En aquel momento, más que a la mísera figura del hermano, yo prestaba atención a la reacción de Reiko. En apariencia parecía calmada y sus ojos no expresaban emoción alguna, ni siquiera una lágrima. Desde el instante en que había reconocido a su hermano como aquel desgraciado con una criatura sobre la espalda, hasta el momento en que le llamó, podemos imaginar el conflicto acaecido en su interior, su confusión de sentimiento. En su alma se habían mezclado el orgullo, la desilusión y tal vez la compasión y el odio. Después, con coraje, lo había llamado, había avanzado un paso en la solución de su problema. Sin embargo, su frialdad y distanciamiento no me convencían; su actitud no estaba del todo clara.

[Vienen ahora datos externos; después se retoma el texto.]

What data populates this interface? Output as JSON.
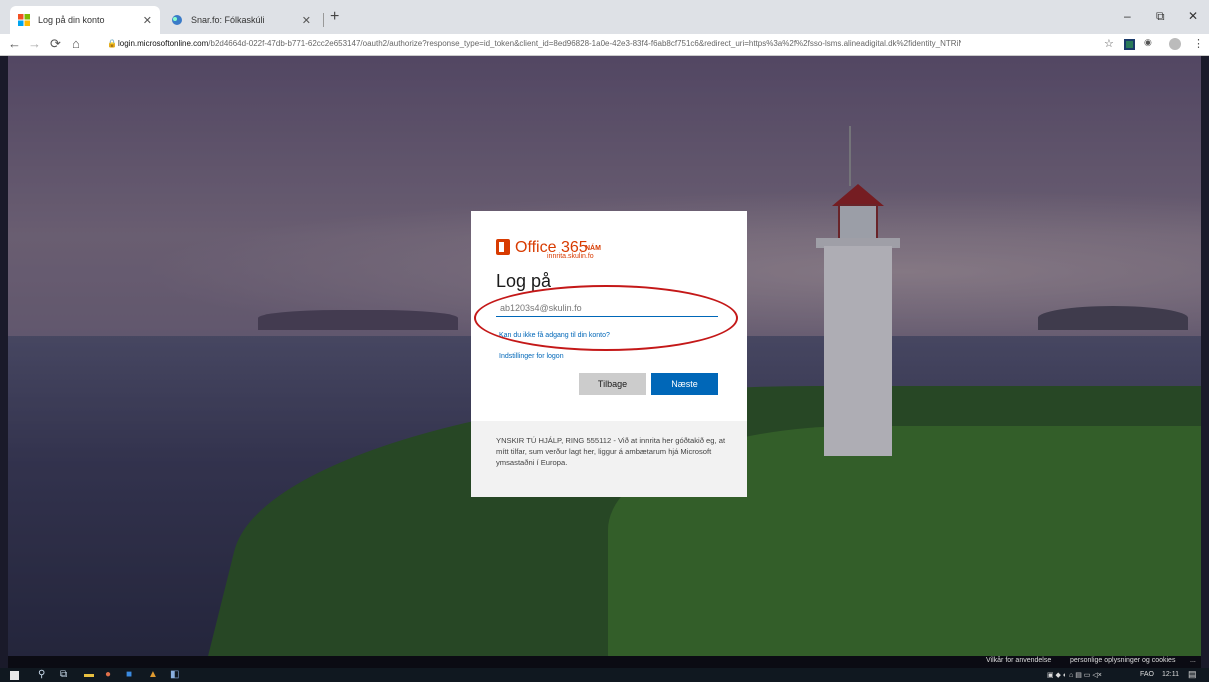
{
  "browser": {
    "tabs": [
      {
        "title": "Log på din konto",
        "active": true
      },
      {
        "title": "Snar.fo: Fólkaskúli",
        "active": false
      }
    ],
    "new_tab": "+",
    "window_controls": {
      "minimize": "–",
      "restore": "⧉",
      "close": "✕"
    },
    "nav": {
      "back": "←",
      "forward": "→",
      "reload": "⟳",
      "home": "⌂"
    },
    "url_host": "login.microsoftonline.com",
    "url_path": "/b2d4664d-022f-47db-b771-62cc2e653147/oauth2/authorize?response_type=id_token&client_id=8ed96828-1a0e-42e3-83f4-f6ab8cf751c6&redirect_uri=https%3a%2f%2fsso-lsms.alineadigital.dk%2fidentity_NTRiNTdkOTYtN...",
    "bookmark_star": "☆",
    "menu_icon": "⋮"
  },
  "login": {
    "brand": "Office 365",
    "brand_sup": "NÁM",
    "brand_sub": "innrita.skulin.fo",
    "heading": "Log på",
    "email_value": "ab1203s4@skulin.fo",
    "link_no_access": "Kan du ikke få adgang til din konto?",
    "link_options": "Indstillinger for logon",
    "back_button": "Tilbage",
    "next_button": "Næste",
    "footer_text": "YNSKIR TÚ HJÁLP, RING 555112 - Við at innrita her góðtakið eg, at mítt tilfar, sum verður lagt her, liggur á ambætarum hjá Microsoft ymsastaðni í Europa."
  },
  "page_footer": {
    "terms": "Vilkår for anvendelse",
    "privacy": "personlige oplysninger og cookies",
    "more": "..."
  },
  "taskbar": {
    "language": "FAO",
    "time": "12:11"
  },
  "colors": {
    "accent_blue": "#0067b8",
    "office_orange": "#d83b01",
    "annotation_red": "#c41818"
  }
}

«¿Por qué has venido? Y si al menos lo hubieras hecho sola…», le dijo su hermano, sujetando con una mano al pequeño sobre la espalda y estudiándonos a todos con su mirada. Pensé que era el momento de decir algo:

«Yo soy el médico de la señorita Reiko, y ésta es mi enfermera. Forma parte de nuestro deber como profesionales permanecer al lado de su hermana. Este señor…»; confieso que tuve dificultad al presentar a Ryuichi. «Éste es el señor Ryuichi Egami, mi novio», añadió Reiko con indiferencia.

El hermano dirigió su mirada hacia Ryuichi con una expresión de disgusto, y después me dijo, con aire amenazante:

«¿Qué enfermedad sufre Reiko?»

«Está enferma del corazón —mentí con calma y frialdad—. No debe alarmarse, pero ya que ella insistía en venirle a buscar, hemos decidido acompañarla para mayor seguridad. Deben suprimirse el ansia y la sorpresa.» Yo esperaba que con esta premisa evitada cualquier situación violenta.

«¿Sí?, ¿y qué debo hacer yo?»

«Eso pregúnteselo a su hermana.»

«Yo quiero ir a tu casa y hablar contigo.»

«¿Has dicho casa?, ¿mi suntuosa residencia? Bien, entonces síganme todos en fila. No puedo negarme, ya que ha sido el señor R. quien les ha conducido hasta aquí —dijo con énfasis y una cierta ironía mirando al guía, y añadió—: Aunque no garantizo que haya espacio para todos.»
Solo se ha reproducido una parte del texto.